The market for U.S. mobile payments is expected to expand to $142 billion by 2019, according to recent reports by Forrester Research. Meanwhile, U.S. consumers have already undergone a transformation when it comes to using mobile phones and associated technologies.
Mobile Payments – Risks and Challenges
With all this energy and momentum around mobile payments, multiple payment advocates are competing for attention, with each party advancing a different vision for where the consumer’s electronic wallet, the trusted source of credentials should reside: on a card, on a phone, or in the Cloud. These various approaches create new challenges and in some cases have the potential to establish exciting new business models. Some challenges:
- New processes create new security vulnerabilities.
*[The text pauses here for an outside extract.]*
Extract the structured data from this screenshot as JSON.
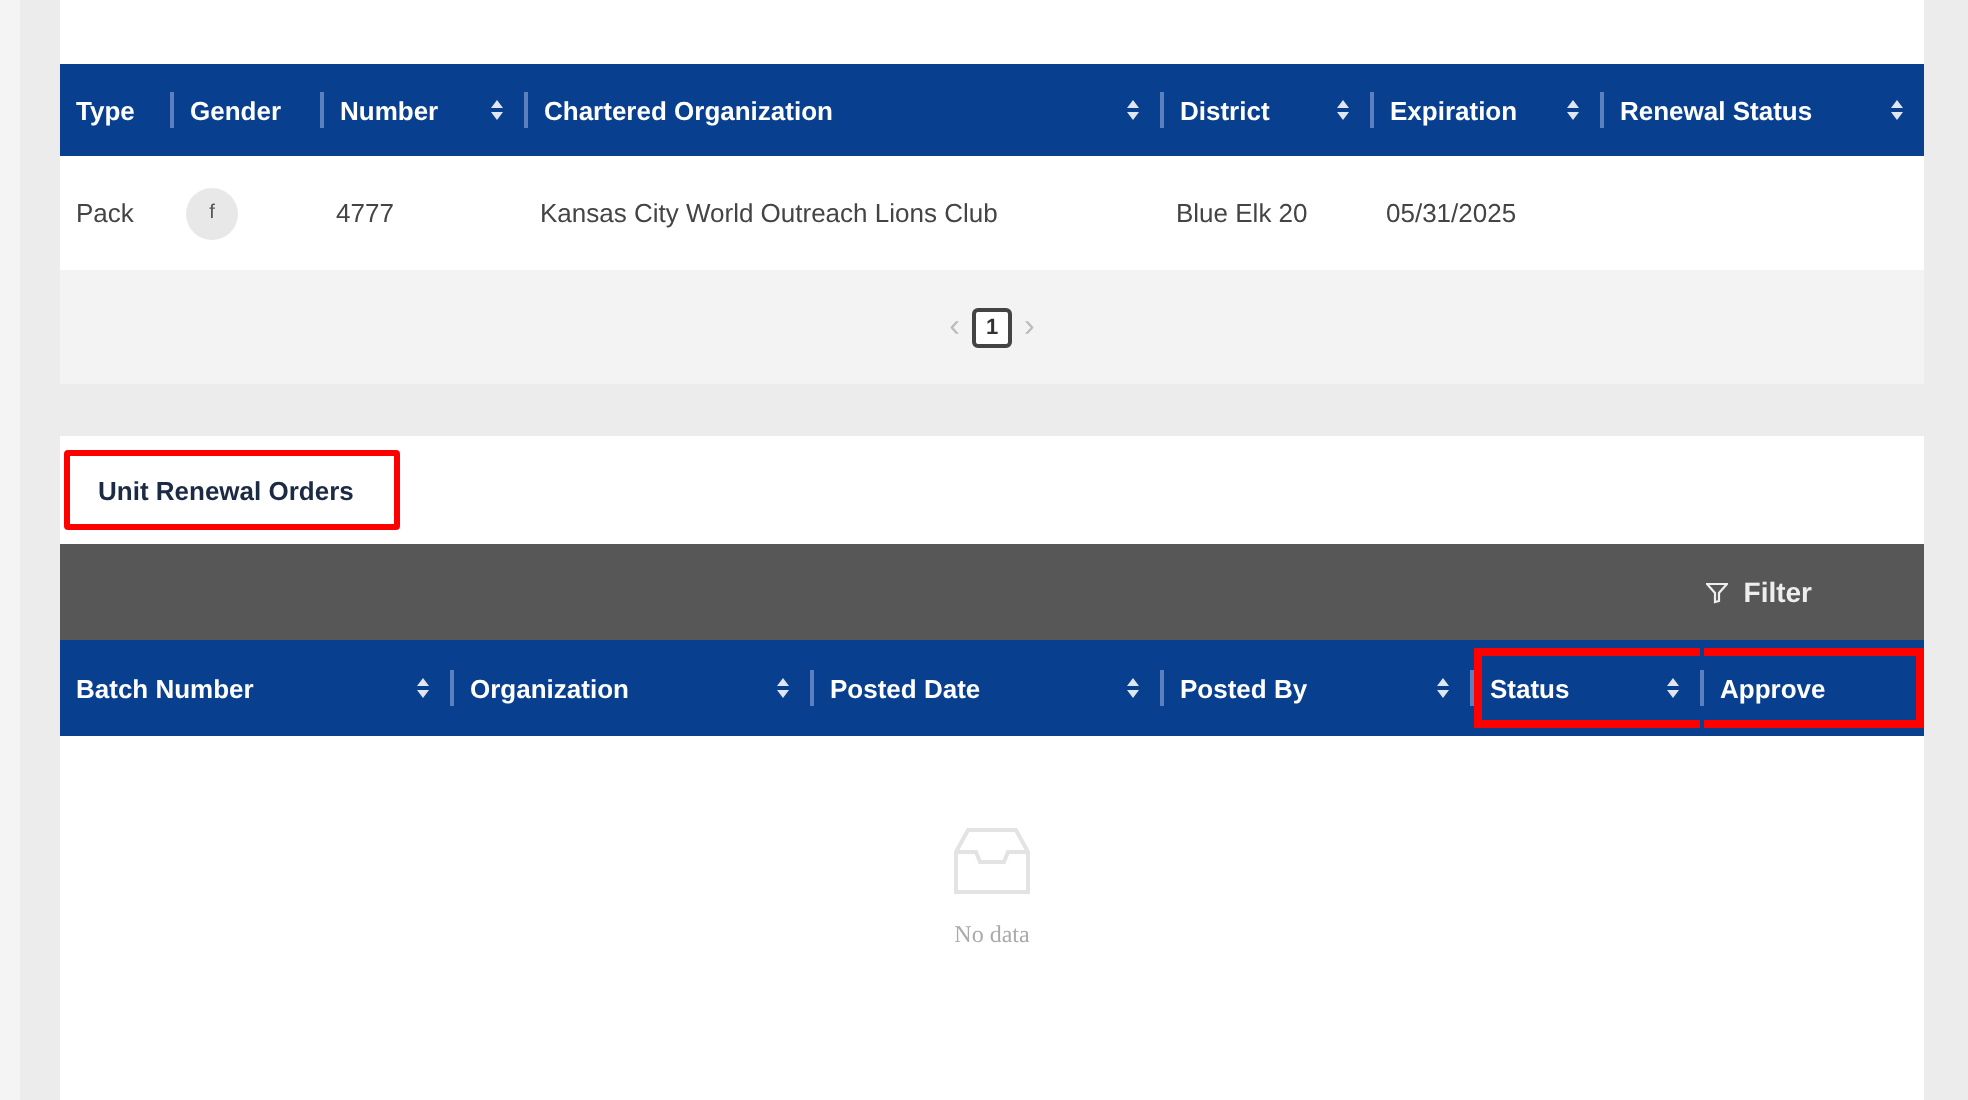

For example: over-the-air (OTA) provisioning of payment credentials and applications potentially creates new attack vectors for eavesdroppers to steal and misuse customer data
- Data breaches leading to painful disclosures, adverse publicity, and fines
- Failure to understand exactly where and how sensitive account data is stored and transmitted can prevent organizations from clearly defining and implementing data protection solutions
- Overly cumbersome and expensive security schemes can hinder an organization’s ability to adapt quickly to new opportunities or to scale its business processes to meet rising service demands
One major challenge for the adoption of mobile payment technology and services is the perception of insecurity as indicated in a survey conducted by the Federal Reserve.
What will happen in 2015
As mobile payments become more and more commonplace, authentication solutions that minimize the potential for fraud and malware attacks are becoming part of the basic requirements. That, of course, means moving beyond passwords. Biometrics are gaining steam in the authentication arena – from Apple Pay’s fingerprint recognition capability to various behavioral biometric solutions to the new FIDO approaches.
Biometric technology has been used for decades as a reliable and accurate individual identification tool by using behavioral and physiological traits for personal identification. Two people can’t have the same unique biometrics, even identical twins. Yet, single-characteristic approaches (i.e., a finger print, retina scan, and voice recognition) have recently been shown to be vulnerable to physical hacks, leveraging techniques like 3D printing and even wax moulds.
There will soon be a biometric security push into enterprises, driven by the integration of multimodal biometrics authentication into multi-factor authentication platforms. Soon other modalities are expected to join fingerprint as popular biometric technologies on smart mobile devices. Multiple modalities will complement each other to enhance security and to provide choice to match context and environment.
Behavioral biometrics on mobile devices will start to become a more important modality because this can provide continuous authentication while a person is naturally using their device. By analyzing how a person implicitly uses their device it is now possible to recognize users. The technology can also be combined with other biometric modalities and authentication factors to create an authentication risk scoring that has the ability to reduce fraud. Its ability to integrate into fraud and risk management solutions makes it an ideal technology for financial services and enterprises.